There are two little equations involving Euler's totient function which I'm not sure how to solve:

(a)Solve the equation $\displaystyle \phi(n)= 24$.

(b)Given that $\displaystyle n=3312913$ is a product of two primes and that $\displaystyle \phi(n)=3308580$, find the Prime factorisation of $\displaystyle n$without using a factorisation algorithm.

Attempt:

For(a)I know that if $\displaystyle n=p^k$ then the totient function is given by $\displaystyle \phi(n)=p^k -p^{k-1}$. And if n has prime factorization $\displaystyle n=p_1^{\alpha_1}...p_r^{\alpha_r}$, then it is given by:

$\displaystyle \phi(n)=n \left(1- \frac{1}{p_1} \right)... \left(1- \frac{1}{p_r} \right)$

So in this case we have

$\displaystyle 24 =3.2^3=\phi(n)= n \left(1- \frac{1}{p_1} \right)... \left(1- \frac{1}{p_r} \right)$

So, how should I work backward to find n?
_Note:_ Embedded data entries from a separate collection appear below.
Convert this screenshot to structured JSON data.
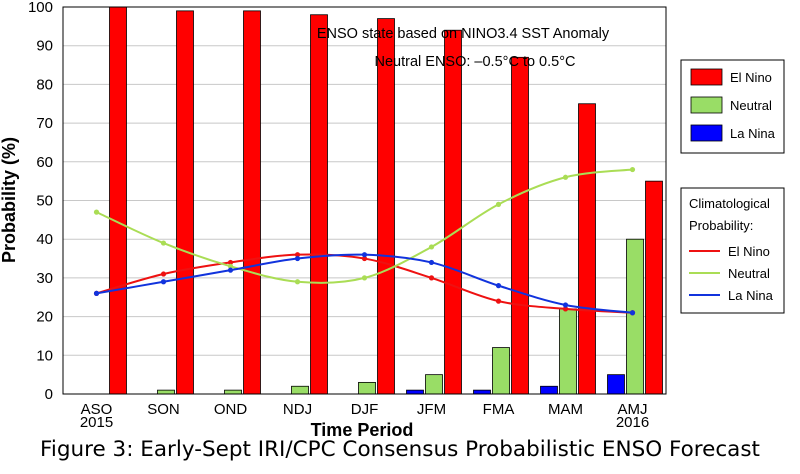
{
  "caption": "Figure 3: Early-Sept IRI/CPC Consensus Probabilistic ENSO Forecast",
  "chart_data": {
    "type": "bar",
    "categories": [
      "ASO",
      "SON",
      "OND",
      "NDJ",
      "DJF",
      "JFM",
      "FMA",
      "MAM",
      "AMJ"
    ],
    "year_labels": [
      {
        "category": "ASO",
        "text": "2015"
      },
      {
        "category": "AMJ",
        "text": "2016"
      }
    ],
    "xlabel": "Time Period",
    "ylabel": "Probability (%)",
    "ylim": [
      0,
      100
    ],
    "yticks": [
      0,
      10,
      20,
      30,
      40,
      50,
      60,
      70,
      80,
      90,
      100
    ],
    "grid": true,
    "annotation": [
      "ENSO state based on NINO3.4 SST Anomaly",
      "Neutral ENSO: –0.5°C to 0.5°C"
    ],
    "series": [
      {
        "name": "El Nino",
        "color": "#ff0000",
        "values": [
          100,
          99,
          99,
          98,
          97,
          94,
          87,
          75,
          55
        ]
      },
      {
        "name": "Neutral",
        "color": "#99dd66",
        "values": [
          0,
          1,
          1,
          2,
          3,
          5,
          12,
          22,
          40
        ]
      },
      {
        "name": "La Nina",
        "color": "#0000ff",
        "values": [
          0,
          0,
          0,
          0,
          0,
          1,
          1,
          2,
          5
        ]
      }
    ],
    "climatology_title": [
      "Climatological",
      "Probability:"
    ],
    "climatology": [
      {
        "name": "El Nino",
        "color": "#ee1111",
        "values": [
          26,
          31,
          34,
          36,
          35,
          30,
          24,
          22,
          21
        ]
      },
      {
        "name": "Neutral",
        "color": "#aadd55",
        "values": [
          47,
          39,
          33,
          29,
          30,
          38,
          49,
          56,
          58
        ]
      },
      {
        "name": "La Nina",
        "color": "#1133dd",
        "values": [
          26,
          29,
          32,
          35,
          36,
          34,
          28,
          23,
          21
        ]
      }
    ],
    "legend_position": "right"
  }
}
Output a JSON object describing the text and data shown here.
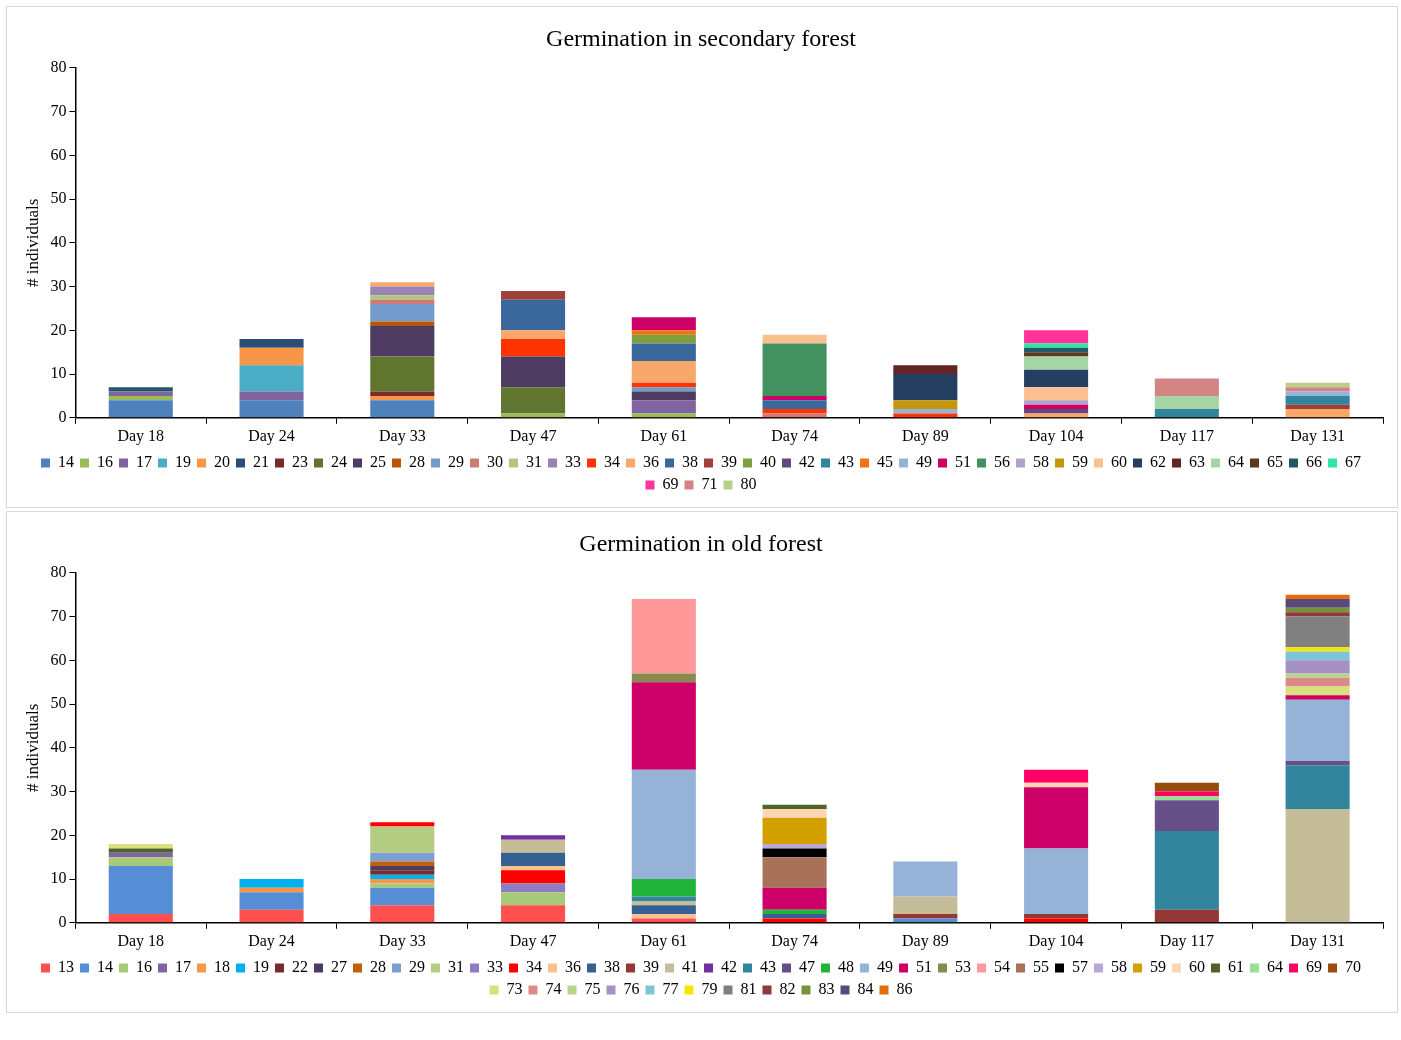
{
  "chart_data": [
    {
      "type": "bar",
      "title": "Germination in secondary forest",
      "ylabel": "# individuals",
      "stacked": true,
      "legend": "bottom",
      "grid": false,
      "ylim": [
        0,
        80
      ],
      "yticks": [
        0,
        10,
        20,
        30,
        40,
        50,
        60,
        70,
        80
      ],
      "categories": [
        "Day 18",
        "Day 24",
        "Day 33",
        "Day 47",
        "Day 61",
        "Day 74",
        "Day 89",
        "Day 104",
        "Day 117",
        "Day 131"
      ],
      "series": [
        {
          "name": "14",
          "color": "#4f81bd",
          "values": [
            4,
            4,
            4,
            null,
            null,
            null,
            null,
            null,
            null,
            null
          ]
        },
        {
          "name": "16",
          "color": "#9bbb59",
          "values": [
            1,
            null,
            null,
            1,
            1,
            null,
            null,
            null,
            null,
            null
          ]
        },
        {
          "name": "17",
          "color": "#8064a2",
          "values": [
            1,
            2,
            null,
            null,
            3,
            null,
            null,
            null,
            null,
            null
          ]
        },
        {
          "name": "19",
          "color": "#4bacc6",
          "values": [
            null,
            6,
            null,
            null,
            null,
            null,
            null,
            null,
            null,
            null
          ]
        },
        {
          "name": "20",
          "color": "#f79646",
          "values": [
            null,
            4,
            1,
            null,
            null,
            null,
            null,
            null,
            null,
            null
          ]
        },
        {
          "name": "21",
          "color": "#2c4d75",
          "values": [
            null,
            2,
            null,
            null,
            null,
            null,
            null,
            null,
            null,
            null
          ]
        },
        {
          "name": "23",
          "color": "#772c2a",
          "values": [
            null,
            null,
            1,
            null,
            null,
            null,
            null,
            null,
            null,
            null
          ]
        },
        {
          "name": "24",
          "color": "#5f7530",
          "values": [
            null,
            null,
            8,
            6,
            null,
            null,
            null,
            null,
            null,
            null
          ]
        },
        {
          "name": "25",
          "color": "#4d3b62",
          "values": [
            null,
            null,
            7,
            7,
            2,
            null,
            null,
            null,
            null,
            null
          ]
        },
        {
          "name": "28",
          "color": "#b65708",
          "values": [
            null,
            null,
            1,
            null,
            null,
            null,
            null,
            null,
            null,
            null
          ]
        },
        {
          "name": "29",
          "color": "#729aca",
          "values": [
            null,
            null,
            4,
            null,
            1,
            null,
            null,
            null,
            null,
            null
          ]
        },
        {
          "name": "30",
          "color": "#d07a76",
          "values": [
            null,
            null,
            1,
            null,
            null,
            1,
            null,
            null,
            null,
            null
          ]
        },
        {
          "name": "31",
          "color": "#afc97a",
          "values": [
            null,
            null,
            1,
            null,
            null,
            null,
            null,
            null,
            null,
            null
          ]
        },
        {
          "name": "33",
          "color": "#9983b5",
          "values": [
            null,
            null,
            2,
            null,
            null,
            null,
            null,
            null,
            null,
            null
          ]
        },
        {
          "name": "34",
          "color": "#ff3300",
          "values": [
            null,
            null,
            null,
            4,
            1,
            1,
            1,
            null,
            null,
            null
          ]
        },
        {
          "name": "36",
          "color": "#f9a86b",
          "values": [
            null,
            null,
            1,
            2,
            5,
            null,
            null,
            1,
            null,
            2
          ]
        },
        {
          "name": "38",
          "color": "#3a679c",
          "values": [
            null,
            null,
            null,
            7,
            4,
            2,
            null,
            null,
            null,
            null
          ]
        },
        {
          "name": "39",
          "color": "#a0403a",
          "values": [
            null,
            null,
            null,
            2,
            null,
            null,
            null,
            null,
            null,
            1
          ]
        },
        {
          "name": "40",
          "color": "#7f9f3f",
          "values": [
            null,
            null,
            null,
            null,
            2,
            null,
            null,
            null,
            null,
            null
          ]
        },
        {
          "name": "42",
          "color": "#604a7b",
          "values": [
            null,
            null,
            null,
            null,
            null,
            null,
            null,
            1,
            null,
            null
          ]
        },
        {
          "name": "43",
          "color": "#31859c",
          "values": [
            null,
            null,
            null,
            null,
            null,
            null,
            null,
            null,
            2,
            2
          ]
        },
        {
          "name": "45",
          "color": "#f47216",
          "values": [
            null,
            null,
            null,
            null,
            1,
            null,
            null,
            null,
            null,
            null
          ]
        },
        {
          "name": "49",
          "color": "#95b3d7",
          "values": [
            null,
            null,
            null,
            null,
            null,
            null,
            1,
            null,
            null,
            1
          ]
        },
        {
          "name": "51",
          "color": "#cc0066",
          "values": [
            null,
            null,
            null,
            null,
            3,
            1,
            null,
            1,
            null,
            null
          ]
        },
        {
          "name": "56",
          "color": "#43915f",
          "values": [
            null,
            null,
            null,
            null,
            null,
            12,
            null,
            null,
            null,
            null
          ]
        },
        {
          "name": "58",
          "color": "#b3a2c7",
          "values": [
            null,
            null,
            null,
            null,
            null,
            null,
            null,
            1,
            null,
            null
          ]
        },
        {
          "name": "59",
          "color": "#c4960e",
          "values": [
            null,
            null,
            null,
            null,
            null,
            null,
            2,
            null,
            null,
            null
          ]
        },
        {
          "name": "60",
          "color": "#fac090",
          "values": [
            null,
            null,
            null,
            null,
            null,
            2,
            null,
            3,
            null,
            null
          ]
        },
        {
          "name": "62",
          "color": "#243f60",
          "values": [
            null,
            null,
            null,
            null,
            null,
            null,
            6,
            4,
            null,
            null
          ]
        },
        {
          "name": "63",
          "color": "#632523",
          "values": [
            null,
            null,
            null,
            null,
            null,
            null,
            2,
            null,
            null,
            null
          ]
        },
        {
          "name": "64",
          "color": "#a5d4a5",
          "values": [
            null,
            null,
            null,
            null,
            null,
            null,
            null,
            3,
            3,
            null
          ]
        },
        {
          "name": "65",
          "color": "#5a3a1c",
          "values": [
            null,
            null,
            null,
            null,
            null,
            null,
            null,
            1,
            null,
            null
          ]
        },
        {
          "name": "66",
          "color": "#215968",
          "values": [
            1,
            null,
            null,
            null,
            null,
            null,
            null,
            1,
            null,
            null
          ]
        },
        {
          "name": "67",
          "color": "#2ee6a0",
          "values": [
            null,
            null,
            null,
            null,
            null,
            null,
            null,
            1,
            null,
            null
          ]
        },
        {
          "name": "69",
          "color": "#ff3399",
          "values": [
            null,
            null,
            null,
            null,
            null,
            null,
            null,
            3,
            null,
            null
          ]
        },
        {
          "name": "71",
          "color": "#d48484",
          "values": [
            null,
            null,
            null,
            null,
            null,
            null,
            null,
            null,
            4,
            1
          ]
        },
        {
          "name": "80",
          "color": "#b8d08a",
          "values": [
            null,
            null,
            null,
            null,
            null,
            null,
            null,
            null,
            null,
            1
          ]
        }
      ]
    },
    {
      "type": "bar",
      "title": "Germination in old forest",
      "ylabel": "# individuals",
      "stacked": true,
      "legend": "bottom",
      "grid": false,
      "ylim": [
        0,
        80
      ],
      "yticks": [
        0,
        10,
        20,
        30,
        40,
        50,
        60,
        70,
        80
      ],
      "categories": [
        "Day 18",
        "Day 24",
        "Day 33",
        "Day 47",
        "Day 61",
        "Day 74",
        "Day 89",
        "Day 104",
        "Day 117",
        "Day 131"
      ],
      "series": [
        {
          "name": "13",
          "color": "#ff5050",
          "values": [
            2,
            3,
            4,
            4,
            1,
            null,
            null,
            null,
            null,
            null
          ]
        },
        {
          "name": "14",
          "color": "#558ed5",
          "values": [
            11,
            4,
            4,
            null,
            null,
            null,
            1,
            null,
            null,
            null
          ]
        },
        {
          "name": "16",
          "color": "#a9c97a",
          "values": [
            2,
            null,
            1,
            3,
            null,
            null,
            null,
            null,
            null,
            null
          ]
        },
        {
          "name": "17",
          "color": "#8064a2",
          "values": [
            1,
            null,
            null,
            null,
            null,
            null,
            null,
            null,
            null,
            null
          ]
        },
        {
          "name": "18",
          "color": "#f79646",
          "values": [
            null,
            1,
            1,
            null,
            null,
            null,
            null,
            null,
            null,
            null
          ]
        },
        {
          "name": "19",
          "color": "#00b0f0",
          "values": [
            null,
            2,
            1,
            null,
            null,
            null,
            null,
            null,
            null,
            null
          ]
        },
        {
          "name": "22",
          "color": "#772c2a",
          "values": [
            null,
            null,
            1,
            null,
            null,
            null,
            null,
            null,
            null,
            null
          ]
        },
        {
          "name": "27",
          "color": "#4d3b62",
          "values": [
            null,
            null,
            1,
            null,
            null,
            null,
            null,
            null,
            null,
            null
          ]
        },
        {
          "name": "28",
          "color": "#c0600a",
          "values": [
            null,
            null,
            1,
            null,
            null,
            null,
            null,
            null,
            null,
            null
          ]
        },
        {
          "name": "29",
          "color": "#7ba0d0",
          "values": [
            null,
            null,
            2,
            null,
            null,
            null,
            null,
            null,
            null,
            null
          ]
        },
        {
          "name": "31",
          "color": "#b3cc82",
          "values": [
            null,
            null,
            6,
            null,
            null,
            null,
            null,
            null,
            null,
            null
          ]
        },
        {
          "name": "33",
          "color": "#8e7cc3",
          "values": [
            null,
            null,
            null,
            2,
            null,
            null,
            null,
            null,
            null,
            null
          ]
        },
        {
          "name": "34",
          "color": "#ff0000",
          "values": [
            null,
            null,
            1,
            3,
            null,
            1,
            null,
            1,
            null,
            null
          ]
        },
        {
          "name": "36",
          "color": "#fac08f",
          "values": [
            null,
            null,
            null,
            1,
            1,
            null,
            null,
            null,
            null,
            null
          ]
        },
        {
          "name": "38",
          "color": "#366092",
          "values": [
            null,
            null,
            null,
            3,
            2,
            1,
            null,
            null,
            null,
            null
          ]
        },
        {
          "name": "39",
          "color": "#953735",
          "values": [
            null,
            null,
            null,
            null,
            null,
            null,
            1,
            1,
            3,
            null
          ]
        },
        {
          "name": "41",
          "color": "#c4bd97",
          "values": [
            null,
            null,
            null,
            3,
            1,
            null,
            4,
            null,
            null,
            26
          ]
        },
        {
          "name": "42",
          "color": "#7030a0",
          "values": [
            null,
            null,
            null,
            1,
            null,
            null,
            null,
            null,
            null,
            null
          ]
        },
        {
          "name": "43",
          "color": "#31859c",
          "values": [
            null,
            null,
            null,
            null,
            1,
            null,
            null,
            null,
            18,
            10
          ]
        },
        {
          "name": "47",
          "color": "#675087",
          "values": [
            null,
            null,
            null,
            null,
            null,
            null,
            null,
            null,
            7,
            1
          ]
        },
        {
          "name": "48",
          "color": "#22b33a",
          "values": [
            null,
            null,
            null,
            null,
            4,
            1,
            null,
            null,
            null,
            null
          ]
        },
        {
          "name": "49",
          "color": "#95b3d7",
          "values": [
            null,
            null,
            null,
            null,
            25,
            null,
            8,
            15,
            null,
            14
          ]
        },
        {
          "name": "51",
          "color": "#cc0066",
          "values": [
            null,
            null,
            null,
            null,
            20,
            5,
            null,
            14,
            null,
            1
          ]
        },
        {
          "name": "53",
          "color": "#868a4d",
          "values": [
            null,
            null,
            null,
            null,
            2,
            null,
            null,
            null,
            null,
            null
          ]
        },
        {
          "name": "54",
          "color": "#ff9999",
          "values": [
            null,
            null,
            null,
            null,
            17,
            null,
            null,
            null,
            null,
            null
          ]
        },
        {
          "name": "55",
          "color": "#a9705a",
          "values": [
            null,
            null,
            null,
            null,
            null,
            7,
            null,
            null,
            null,
            null
          ]
        },
        {
          "name": "57",
          "color": "#000000",
          "values": [
            null,
            null,
            null,
            null,
            null,
            2,
            null,
            null,
            null,
            null
          ]
        },
        {
          "name": "58",
          "color": "#b9a8d3",
          "values": [
            null,
            null,
            null,
            null,
            null,
            1,
            null,
            null,
            null,
            null
          ]
        },
        {
          "name": "59",
          "color": "#d4a000",
          "values": [
            null,
            null,
            null,
            null,
            null,
            6,
            null,
            null,
            null,
            null
          ]
        },
        {
          "name": "60",
          "color": "#fcd5b5",
          "values": [
            null,
            null,
            null,
            null,
            null,
            2,
            null,
            1,
            null,
            null
          ]
        },
        {
          "name": "61",
          "color": "#4f6228",
          "values": [
            1,
            null,
            null,
            null,
            null,
            1,
            null,
            null,
            null,
            null
          ]
        },
        {
          "name": "64",
          "color": "#99dd99",
          "values": [
            null,
            null,
            null,
            null,
            null,
            null,
            null,
            null,
            1,
            null
          ]
        },
        {
          "name": "69",
          "color": "#ff0066",
          "values": [
            null,
            null,
            null,
            null,
            null,
            null,
            null,
            3,
            1,
            null
          ]
        },
        {
          "name": "70",
          "color": "#994c0e",
          "values": [
            null,
            null,
            null,
            null,
            null,
            null,
            null,
            null,
            2,
            null
          ]
        },
        {
          "name": "73",
          "color": "#d7e07a",
          "values": [
            1,
            null,
            null,
            null,
            null,
            null,
            null,
            null,
            null,
            2
          ]
        },
        {
          "name": "74",
          "color": "#da8a88",
          "values": [
            null,
            null,
            null,
            null,
            null,
            null,
            null,
            null,
            null,
            2
          ]
        },
        {
          "name": "75",
          "color": "#b8d48a",
          "values": [
            null,
            null,
            null,
            null,
            null,
            null,
            null,
            null,
            null,
            1
          ]
        },
        {
          "name": "76",
          "color": "#a592c2",
          "values": [
            null,
            null,
            null,
            null,
            null,
            null,
            null,
            null,
            null,
            3
          ]
        },
        {
          "name": "77",
          "color": "#7ec4d8",
          "values": [
            null,
            null,
            null,
            null,
            null,
            null,
            null,
            null,
            null,
            2
          ]
        },
        {
          "name": "79",
          "color": "#f5e600",
          "values": [
            null,
            null,
            null,
            null,
            null,
            null,
            null,
            null,
            null,
            1
          ]
        },
        {
          "name": "81",
          "color": "#808080",
          "values": [
            null,
            null,
            null,
            null,
            null,
            null,
            null,
            null,
            null,
            7
          ]
        },
        {
          "name": "82",
          "color": "#8c3a3a",
          "values": [
            null,
            null,
            null,
            null,
            null,
            null,
            null,
            null,
            null,
            1
          ]
        },
        {
          "name": "83",
          "color": "#77933c",
          "values": [
            null,
            null,
            null,
            null,
            null,
            null,
            null,
            null,
            null,
            1
          ]
        },
        {
          "name": "84",
          "color": "#5a4a7a",
          "values": [
            null,
            null,
            null,
            null,
            null,
            null,
            null,
            null,
            null,
            2
          ]
        },
        {
          "name": "86",
          "color": "#e46c0a",
          "values": [
            null,
            null,
            null,
            null,
            null,
            null,
            null,
            null,
            null,
            1
          ]
        }
      ]
    }
  ]
}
For(b), since $\displaystyle n=pq$ where p & q (the question doesn't say if they are distinct) are primes we'll have:

$\displaystyle \phi(3312913)=3312913 \left(1- \frac{1}{p} \right) \left(1- \frac{1}{q} \right)$

Now, how can I tell what p and q are without factorizing n?

Any guidance is greatly appreciated.